Alors que Téhéran et Washington s’apprêtent à reprendre des discussions à Mascate, un responsable égyptien estime que la puissance balistique iranienne constitue un facteur dissuasif majeur, poussant les États-Unis à la retenue. Il voit dans les négociations une tentative de contenir l’escalade, malgré une profonde méfiance née après le retrait américain de l’accord nucléaire.

Agence de presse AhlulBayt (ABNA) : À la suite de la publication de rapports faisant état de négociations entre l’Iran et les États-Unis, Seyed Abbas Araghchi a confirmé la tenue de ces échanges à Mascate.

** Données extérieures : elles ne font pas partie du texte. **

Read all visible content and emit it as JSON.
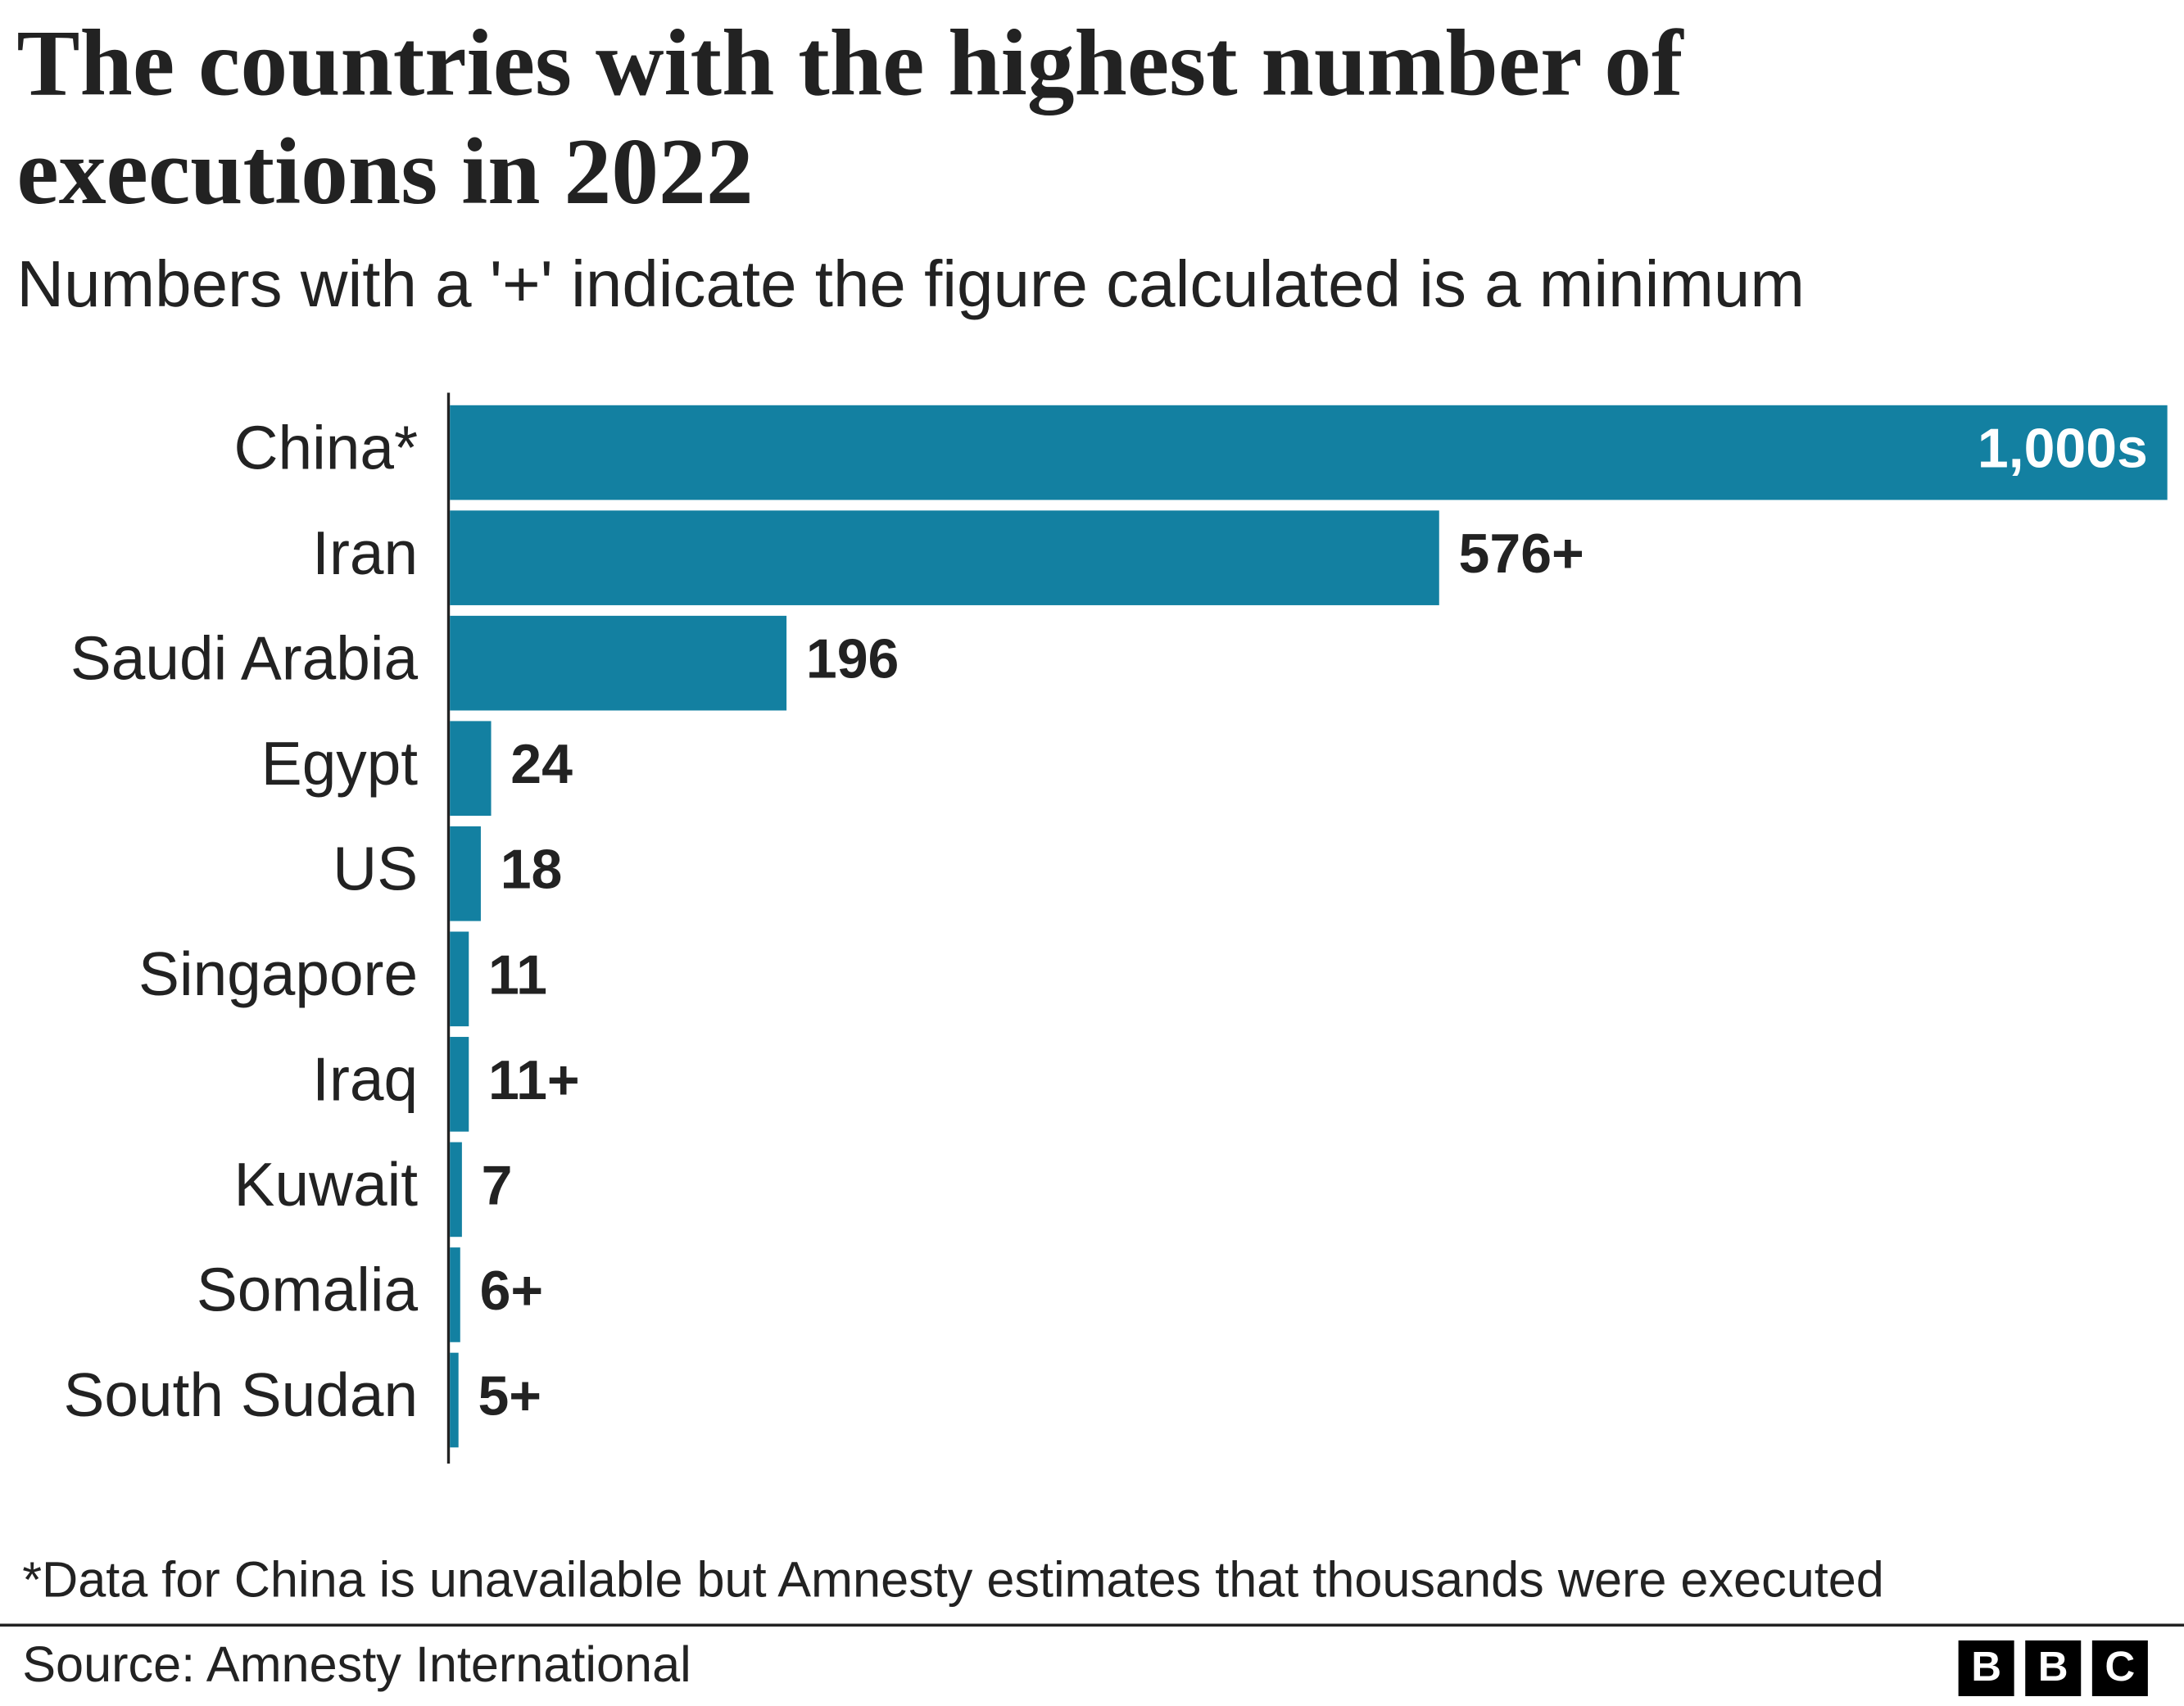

Dans le même temps, les menaces militaires de Donald Trump contre l’Iran se poursuivent ; des menaces qui, parallèlement à l’insistance de l’Iran sur sa préparation défensive, s’accompagnent de l’expression par Téhéran d’une volonté d’emprunter la voie diplomatique.

Hicham al-Halabi, conseiller à la Haute Académie égyptienne des études stratégiques militaires, a jugé ces négociations positives en tant que mesure visant à prévenir une guerre. Il a souligné que les deux parties se sont engagées dans ce processus dans l’objectif d’éviter une escalade des tensions. Toutefois, se référant à des expériences antérieures, il a estimé que la question d’un respect intégral par les États-Unis d’éventuels accords reste, pour l’Iran, un sujet sensible qui exige prudence.

Selon al-Halabi, les divergences profondes et la méfiance apparues après le retrait des États-Unis de l’accord sur le nucléaire constitueront un obstacle à l’obtention de résultats fondamentaux lors des négociations. Néanmoins, la poursuite des discussions pourrait contribuer à réduire la tension, même si le renforcement de cette dynamique nécessitera un temps considérable.

Le rôle d’Israël et les inquiétudes régionales face à l’extension d’un conflit

L’analyste en questions stratégiques, évoquant la position d’Israël, a affirmé que Tel-Aviv ne souhaite pas un accord entre l’Iran et les États-Unis et préfère une intensification de la pression militaire contre l’Iran. Il a toutefois jugé peu probable une action militaire israélienne avant ou pendant les négociations, estimant que les États-Unis cherchent à empêcher une escalade à ce stade.

Al-Halabi a également averti que les menaces réciproques entre l’Iran et les États-Unis doivent être prises au sérieux, les différends entre les deux pays revêtant un caractère stratégique. Il a souligné que toute guerre entre eux, outre ses pertes humaines et économiques pour les deux parties, aurait de vastes répercussions sur les pays de la région. Pour cette raison, les États de la région tentent, par des efforts de médiation, d’empêcher l’extension de la crise.

Les capacités balistiques iraniennes et les préoccupations américaines

Le responsable égyptien a attribué le report d’une action militaire américaine contre l’Iran à la volonté de Washington d’utiliser pression et menaces pour amener Téhéran à négocier, qualifiant cela d’exemple de « stratégie du bord du précipice ».

En conclusion, al-Halabi a affirmé que la capacité balistique iranienne a atteint un niveau lui permettant, en cas d’attaque, de fournir une réponse efficace — un élément qu’il considère comme l’un des principaux facteurs expliquant la prudence américaine face à une confrontation militaire avec l’Iran.